Firstly, it must be understood that decentralization has to be the basis for all true innovation in what we refer to as the crypto industry. It is the common thread between every truly disruptive application in today’s cryptosphere: Uniswap and its many clones, money markets like Compound, data relay systems like Pocket, and storage solutions like Filecoin and IPFS - all enabled by one underlying property. Future developments across cryptonetworks will continue to leverage decentralization as a core enabler, and build additional utility around it. In the absence of decentralization, disruption is stifled:
“There was a path out of the darkness: by embracing open, decentralized protocols and thinking about how digital economic organization can happen in the 21st century, it became clear that ShapeShift could choose a path that re-enabled the very vision we first set out to achieve.” Erik Voorhes, ‘Shapeshift is Decentralizing’.
That being said, decentralization is an age-old process, and will take shape across different markets and verticals in varying timelines. In some cases, simply transacting goods and services over a highly decentralized ledger will only address a small part of a more profound issue. In the real world, full decentralization of a system and its constituents is a much bigger challenge. This is particularly salient across systems where those resources are human and seldomly digitally-native.

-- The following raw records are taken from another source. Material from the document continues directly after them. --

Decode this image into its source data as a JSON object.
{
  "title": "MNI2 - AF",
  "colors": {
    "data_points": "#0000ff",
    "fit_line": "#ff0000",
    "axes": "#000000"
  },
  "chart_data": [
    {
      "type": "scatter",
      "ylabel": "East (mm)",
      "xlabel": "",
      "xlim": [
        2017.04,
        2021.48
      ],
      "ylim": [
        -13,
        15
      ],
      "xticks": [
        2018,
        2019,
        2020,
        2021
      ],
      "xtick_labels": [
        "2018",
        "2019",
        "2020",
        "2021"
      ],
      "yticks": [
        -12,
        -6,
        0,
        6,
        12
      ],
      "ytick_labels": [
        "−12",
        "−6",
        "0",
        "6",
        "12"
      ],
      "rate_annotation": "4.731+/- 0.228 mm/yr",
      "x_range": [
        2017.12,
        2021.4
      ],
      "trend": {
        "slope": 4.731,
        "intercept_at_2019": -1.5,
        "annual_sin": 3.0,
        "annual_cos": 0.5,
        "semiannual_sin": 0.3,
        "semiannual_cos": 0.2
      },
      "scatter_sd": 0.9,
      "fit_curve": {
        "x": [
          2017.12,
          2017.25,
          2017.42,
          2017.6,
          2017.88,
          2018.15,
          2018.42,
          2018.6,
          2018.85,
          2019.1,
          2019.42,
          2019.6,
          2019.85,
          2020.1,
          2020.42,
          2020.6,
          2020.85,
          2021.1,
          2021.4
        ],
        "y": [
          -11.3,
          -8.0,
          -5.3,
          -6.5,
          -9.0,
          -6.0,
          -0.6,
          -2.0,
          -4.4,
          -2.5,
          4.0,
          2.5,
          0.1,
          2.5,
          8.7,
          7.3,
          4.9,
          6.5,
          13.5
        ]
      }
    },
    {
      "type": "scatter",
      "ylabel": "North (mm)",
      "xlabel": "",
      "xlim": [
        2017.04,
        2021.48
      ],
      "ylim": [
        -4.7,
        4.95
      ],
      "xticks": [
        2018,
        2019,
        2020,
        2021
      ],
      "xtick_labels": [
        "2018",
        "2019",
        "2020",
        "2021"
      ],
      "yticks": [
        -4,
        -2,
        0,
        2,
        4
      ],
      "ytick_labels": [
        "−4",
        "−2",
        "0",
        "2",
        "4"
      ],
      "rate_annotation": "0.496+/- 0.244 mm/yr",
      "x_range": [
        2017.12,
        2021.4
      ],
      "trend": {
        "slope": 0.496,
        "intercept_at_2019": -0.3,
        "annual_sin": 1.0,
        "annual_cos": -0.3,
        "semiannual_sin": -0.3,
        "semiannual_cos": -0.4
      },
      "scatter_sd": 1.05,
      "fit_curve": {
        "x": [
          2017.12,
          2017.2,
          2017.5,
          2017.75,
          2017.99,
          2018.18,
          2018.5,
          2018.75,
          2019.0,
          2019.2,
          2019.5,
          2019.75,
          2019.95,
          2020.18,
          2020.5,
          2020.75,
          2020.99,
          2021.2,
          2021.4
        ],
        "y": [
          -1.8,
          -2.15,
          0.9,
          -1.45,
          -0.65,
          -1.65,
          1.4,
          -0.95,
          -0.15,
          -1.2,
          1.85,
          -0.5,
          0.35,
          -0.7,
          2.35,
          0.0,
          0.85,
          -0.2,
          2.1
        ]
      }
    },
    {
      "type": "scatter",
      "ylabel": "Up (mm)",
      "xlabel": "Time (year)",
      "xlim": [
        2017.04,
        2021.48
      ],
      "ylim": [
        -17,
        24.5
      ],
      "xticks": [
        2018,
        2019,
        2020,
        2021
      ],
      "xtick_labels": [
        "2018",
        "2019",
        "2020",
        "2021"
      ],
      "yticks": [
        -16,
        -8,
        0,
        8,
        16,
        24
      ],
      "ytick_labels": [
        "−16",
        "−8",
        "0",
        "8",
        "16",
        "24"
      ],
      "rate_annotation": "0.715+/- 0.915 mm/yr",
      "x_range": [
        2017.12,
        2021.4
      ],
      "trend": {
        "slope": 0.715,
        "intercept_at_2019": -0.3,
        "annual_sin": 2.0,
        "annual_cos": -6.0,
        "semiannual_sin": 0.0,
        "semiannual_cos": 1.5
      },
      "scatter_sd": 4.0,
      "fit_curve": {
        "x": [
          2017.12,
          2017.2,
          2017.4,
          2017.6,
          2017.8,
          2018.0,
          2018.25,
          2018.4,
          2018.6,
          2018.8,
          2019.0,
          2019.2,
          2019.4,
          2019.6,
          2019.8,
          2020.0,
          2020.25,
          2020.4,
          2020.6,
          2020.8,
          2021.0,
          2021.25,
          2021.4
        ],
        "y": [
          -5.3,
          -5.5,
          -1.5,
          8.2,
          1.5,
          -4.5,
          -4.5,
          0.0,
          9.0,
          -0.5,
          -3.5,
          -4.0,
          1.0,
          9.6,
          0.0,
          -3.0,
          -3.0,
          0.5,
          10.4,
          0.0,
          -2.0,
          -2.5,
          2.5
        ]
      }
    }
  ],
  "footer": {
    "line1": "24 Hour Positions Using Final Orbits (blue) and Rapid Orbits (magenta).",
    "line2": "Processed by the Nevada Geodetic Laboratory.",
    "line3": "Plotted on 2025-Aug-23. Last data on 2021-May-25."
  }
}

As we established in previous sections, the core drivers for decentralization are values-based and financially driven - thus, incentivizing decentralization will be a cultural and capitalistic mission. It will be incentivized by numbers, algorithms, and code, and it will also be supercharged by brand, community, and people. With protocols amassing new stakeholders every single day, understanding how to align all stakeholders through material and immaterial value will become an increasingly important mission. Decentralization breaks down the barriers between the right to power, and our own relation to that power. Users become stakeholders, stakeholders become governors, governors become stewards and leaders.
As we venture deeper into a digitally native and distributed world, human greed will keep on pulling some of us towards the apple - the forbidden fruit. While many familiar systems benefit from centralization - we need to collectively identify those that require decentralization as a baseline property and maintain it for positive disruption to occur. As digital communities continue to rally behind decentralized code, we need to always retain a fundamental understanding of the values that underpin this movement. Understanding what drives, and then sustains this revolution will enable us to return to Eden.
Finally, we are in the midst of a human-driven but technologically-enabled cultural revolution. This revolution is underpinned by permissionless access, truly democratized systems, and enough incentives to maintain these properties over time. This paradigm shift is bringing value and responsibility back to the individual, and associated network effects create additional utility, security, and trust across the new systems we build.